En resumen, recogen fragmentos de lo que constituye la cultura general, de la cual el libro —aunque hoy tenga competidores— sigue siendo el principal proveedor. Demasiados políticos, líderes empresariales, altos funcionarios, gerentes y empleados de todo tipo leen únicamente libros útiles para el ejercicio de su profesión. ¿Literatura? Una pérdida de tiempo. ¿Novelas? Eso es para mujeres. ¡Pobrecitos! (No estoy seguro de que, con el mismo nivel de responsabilidad, las mujeres lean más y mejor).
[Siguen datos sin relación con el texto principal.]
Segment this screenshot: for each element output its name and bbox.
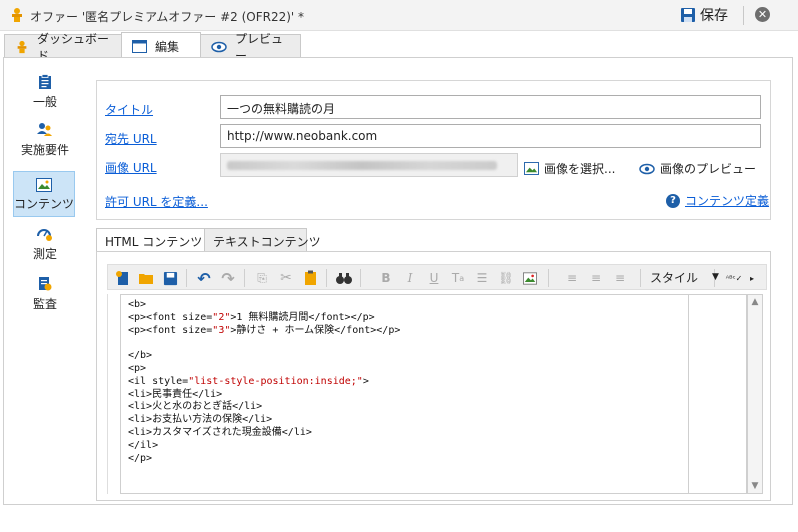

Ellos, que viven en un mundo cerrado de privilegiados y conocen sus protocolos, ignoran por completo la evolución de los comportamientos en los diferentes estratos de la población de los que son directa o indirectamente responsables.

Las novelas y las narrativas les enseñarían muchas cosas. Sobre el claroscuro de las mentalidades. Sobre las razones de los cambios de opinión y las lealtades. Sobre los pequeños orgullos y las angustias inconfesables. Sobre el gran bazar del comercio de cuerpos y almas. Y así, por comparación, por confrontación, sobre sí mismos. Leer novelas es informarse sobre los demás. Barack Obama: «A través de la literatura, pude imaginar lo que sucedía en la vida de las personas.» Milan Kundera: «La estupidez humana proviene del hecho de que tienen una respuesta para todo. La sabiduría de la novela es tener una pregunta para todo.»

Leer poesía es levantar sombreros, tapas, alfombras, el cielo. Leer no es retirarse del mundo; es entrar al mundo por otras puertas. Leer es tomar a Voltaire como profesor, a Proust como el tío de la ciudad y a Vialatte como el tontón del campo, a Duras como primo, a Stendhal, Dumas, Camus y Semprun como amigos, a La Fontaine y Vincenot como guardabosques, a Louise Labé como amante, a Colette como cocinera, a Montaigne, Jean Giono y Julien Gracq como vecinos. Leer es expandir la familia, contratar personal, hacer amigos, multiplicar conexiones, construir una fabulosa agenda de contactos. Leer es dejar entrar un poco de luz en el traicionero laberinto de nuestras existencias. Pero si la lectura nos ayuda a comprender mejor el mundo,También puede complicarlo, hacerlo más enigmático.

Hay libros que inquietan, que perturban, de los que uno emerge perturbado e incluso conmocionado. Estos son quizás los mejores, ya que nos alcanzan en lo más profundo y cambian nuestra forma de ver y sentir. Nos impulsan a la introspección. Nos animan a tomar decisiones, a intentar experimentos. Son disruptores existenciales. Leer es correr el riesgo de cuestionarse a uno mismo. Finalmente, leer es una de las últimas actividades humanas —junto con la conversación y el amor— donde no hay necesidad de memorizar códigos, pulsar teclas ni consultar pantallas. Cero tecnología, la simplicidad del contacto con las palabras (siempre que, por supuesto, se siga prefiriendo el papel a la tableta). Leer es tener el ingenio al alcance de la mano.